Besonders beeindruckend: Atemtechniken können die Herzratenvariabilität erhöhen, ein Marker für ein gesundes, flexibles Nervensystem und bessere Stressresilienz.
Ihr Weg zur Meisterschaft
Atemtechniken zu beherrschen ist wie ein Musikinstrument zu lernen: Es braucht Übung, Geduld und die Bereitschaft, auch mal Fehler zu machen. Aber mit der Zeit werden diese Techniken zu Ihrem natürlichen Instinkt – einem Werkzeug, das Sie überallhin mitnehmen und jederzeit einsetzen können.
Beginnen Sie heute. Wählen Sie eine einzige Technik und praktizieren Sie sie für die nächsten zwei Wochen täglich. Schreiben Sie Ihre Erfahrungen auf: Wie fühlen Sie sich vorher? Wie nachher? Welche Unterschiede bemerken Sie?

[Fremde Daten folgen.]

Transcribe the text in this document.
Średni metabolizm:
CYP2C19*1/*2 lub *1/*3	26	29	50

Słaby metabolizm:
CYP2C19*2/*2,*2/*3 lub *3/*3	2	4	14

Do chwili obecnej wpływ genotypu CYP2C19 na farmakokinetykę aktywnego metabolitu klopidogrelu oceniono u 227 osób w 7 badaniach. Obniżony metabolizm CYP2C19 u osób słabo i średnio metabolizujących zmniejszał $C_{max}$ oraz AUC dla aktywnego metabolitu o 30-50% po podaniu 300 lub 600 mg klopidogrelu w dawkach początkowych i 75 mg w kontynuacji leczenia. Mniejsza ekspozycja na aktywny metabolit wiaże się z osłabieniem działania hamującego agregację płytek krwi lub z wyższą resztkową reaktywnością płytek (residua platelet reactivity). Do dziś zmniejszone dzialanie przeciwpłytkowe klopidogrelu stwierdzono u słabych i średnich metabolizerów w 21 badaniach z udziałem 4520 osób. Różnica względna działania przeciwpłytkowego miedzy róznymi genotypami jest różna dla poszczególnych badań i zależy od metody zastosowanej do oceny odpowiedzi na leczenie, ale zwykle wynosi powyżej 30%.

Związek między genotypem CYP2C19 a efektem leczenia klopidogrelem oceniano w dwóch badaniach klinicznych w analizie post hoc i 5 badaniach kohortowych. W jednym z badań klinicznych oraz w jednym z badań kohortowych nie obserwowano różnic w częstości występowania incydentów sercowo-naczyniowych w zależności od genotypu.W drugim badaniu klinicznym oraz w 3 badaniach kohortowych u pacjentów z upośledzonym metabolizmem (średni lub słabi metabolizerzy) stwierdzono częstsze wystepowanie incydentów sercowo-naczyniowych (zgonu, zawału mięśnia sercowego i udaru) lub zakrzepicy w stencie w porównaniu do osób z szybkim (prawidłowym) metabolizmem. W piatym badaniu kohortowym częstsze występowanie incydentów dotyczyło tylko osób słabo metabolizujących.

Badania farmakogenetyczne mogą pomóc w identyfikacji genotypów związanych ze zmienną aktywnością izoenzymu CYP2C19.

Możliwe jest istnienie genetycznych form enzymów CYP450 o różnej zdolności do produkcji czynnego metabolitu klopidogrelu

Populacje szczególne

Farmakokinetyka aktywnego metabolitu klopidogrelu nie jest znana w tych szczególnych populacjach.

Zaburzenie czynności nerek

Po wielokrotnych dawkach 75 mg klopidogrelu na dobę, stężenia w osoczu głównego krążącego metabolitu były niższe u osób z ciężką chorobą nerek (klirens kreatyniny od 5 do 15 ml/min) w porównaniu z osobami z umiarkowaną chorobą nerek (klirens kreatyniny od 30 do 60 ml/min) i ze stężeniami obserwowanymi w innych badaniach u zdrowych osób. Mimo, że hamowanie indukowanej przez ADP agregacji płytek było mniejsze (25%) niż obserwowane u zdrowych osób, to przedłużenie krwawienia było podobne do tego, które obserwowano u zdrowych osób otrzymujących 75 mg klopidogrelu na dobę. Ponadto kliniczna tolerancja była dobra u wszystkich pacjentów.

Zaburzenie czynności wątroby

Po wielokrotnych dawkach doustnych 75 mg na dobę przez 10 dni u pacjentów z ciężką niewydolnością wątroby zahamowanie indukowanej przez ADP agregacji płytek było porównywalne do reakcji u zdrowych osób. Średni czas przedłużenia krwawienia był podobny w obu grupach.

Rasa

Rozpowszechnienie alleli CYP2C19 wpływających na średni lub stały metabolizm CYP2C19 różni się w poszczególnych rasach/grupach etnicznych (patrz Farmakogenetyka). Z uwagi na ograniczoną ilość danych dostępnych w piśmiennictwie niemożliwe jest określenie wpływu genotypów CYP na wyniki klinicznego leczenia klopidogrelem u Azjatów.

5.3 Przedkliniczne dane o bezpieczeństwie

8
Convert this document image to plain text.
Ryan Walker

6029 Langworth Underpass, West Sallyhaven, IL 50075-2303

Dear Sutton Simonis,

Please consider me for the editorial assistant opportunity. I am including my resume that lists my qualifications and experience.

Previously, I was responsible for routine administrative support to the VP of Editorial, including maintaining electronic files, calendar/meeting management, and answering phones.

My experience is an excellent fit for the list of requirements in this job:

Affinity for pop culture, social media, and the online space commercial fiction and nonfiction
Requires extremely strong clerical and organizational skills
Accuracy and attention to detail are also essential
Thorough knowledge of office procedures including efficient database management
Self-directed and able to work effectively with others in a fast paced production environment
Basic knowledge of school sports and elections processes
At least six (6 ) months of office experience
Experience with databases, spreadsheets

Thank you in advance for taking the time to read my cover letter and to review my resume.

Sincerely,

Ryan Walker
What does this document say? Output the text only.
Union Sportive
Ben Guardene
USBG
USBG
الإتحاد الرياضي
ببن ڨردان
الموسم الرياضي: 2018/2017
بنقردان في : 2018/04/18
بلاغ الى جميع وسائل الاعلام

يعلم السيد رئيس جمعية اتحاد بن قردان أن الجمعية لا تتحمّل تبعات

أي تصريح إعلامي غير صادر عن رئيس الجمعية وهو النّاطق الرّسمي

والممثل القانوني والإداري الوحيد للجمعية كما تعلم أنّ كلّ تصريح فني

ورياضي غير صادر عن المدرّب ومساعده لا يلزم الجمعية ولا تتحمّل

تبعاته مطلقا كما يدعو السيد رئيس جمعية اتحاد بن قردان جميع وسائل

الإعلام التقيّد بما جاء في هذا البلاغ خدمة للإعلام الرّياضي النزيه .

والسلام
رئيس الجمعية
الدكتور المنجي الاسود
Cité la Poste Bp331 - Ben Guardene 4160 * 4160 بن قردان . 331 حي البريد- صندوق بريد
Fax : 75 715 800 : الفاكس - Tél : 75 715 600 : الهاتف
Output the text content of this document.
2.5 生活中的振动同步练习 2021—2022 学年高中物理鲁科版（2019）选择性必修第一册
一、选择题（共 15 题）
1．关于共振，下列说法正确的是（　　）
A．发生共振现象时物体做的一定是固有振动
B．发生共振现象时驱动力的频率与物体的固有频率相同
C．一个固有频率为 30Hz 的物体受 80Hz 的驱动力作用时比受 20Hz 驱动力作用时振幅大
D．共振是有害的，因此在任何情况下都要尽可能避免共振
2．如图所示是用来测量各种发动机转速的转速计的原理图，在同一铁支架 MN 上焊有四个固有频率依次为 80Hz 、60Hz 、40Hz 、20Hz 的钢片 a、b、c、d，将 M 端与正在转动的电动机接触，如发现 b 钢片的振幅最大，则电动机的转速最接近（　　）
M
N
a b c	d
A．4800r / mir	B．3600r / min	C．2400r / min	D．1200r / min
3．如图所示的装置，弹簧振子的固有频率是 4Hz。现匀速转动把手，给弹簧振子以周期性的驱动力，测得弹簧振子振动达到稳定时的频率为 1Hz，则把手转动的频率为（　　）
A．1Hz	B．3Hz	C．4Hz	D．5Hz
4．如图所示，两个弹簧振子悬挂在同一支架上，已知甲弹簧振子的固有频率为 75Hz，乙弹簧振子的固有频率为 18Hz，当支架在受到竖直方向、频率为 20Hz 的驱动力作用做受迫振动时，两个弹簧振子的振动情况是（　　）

Ihre Atmung ist immer bei Ihnen. Sie ist Ihr persönlicher Notfallknopf, Ihr Anker in stürmischen Zeiten, Ihr Weg zurück zur Ruhe. Mit jeder bewussten Atemzug lernen Sie, dass Sie mehr Kontrolle haben, als Sie dachten – dass die Panik zwar kommen mag, aber Sie die Fähigkeit besitzen, sie zu beruhigen.
Atmen Sie tief durch. Sie schaffen das.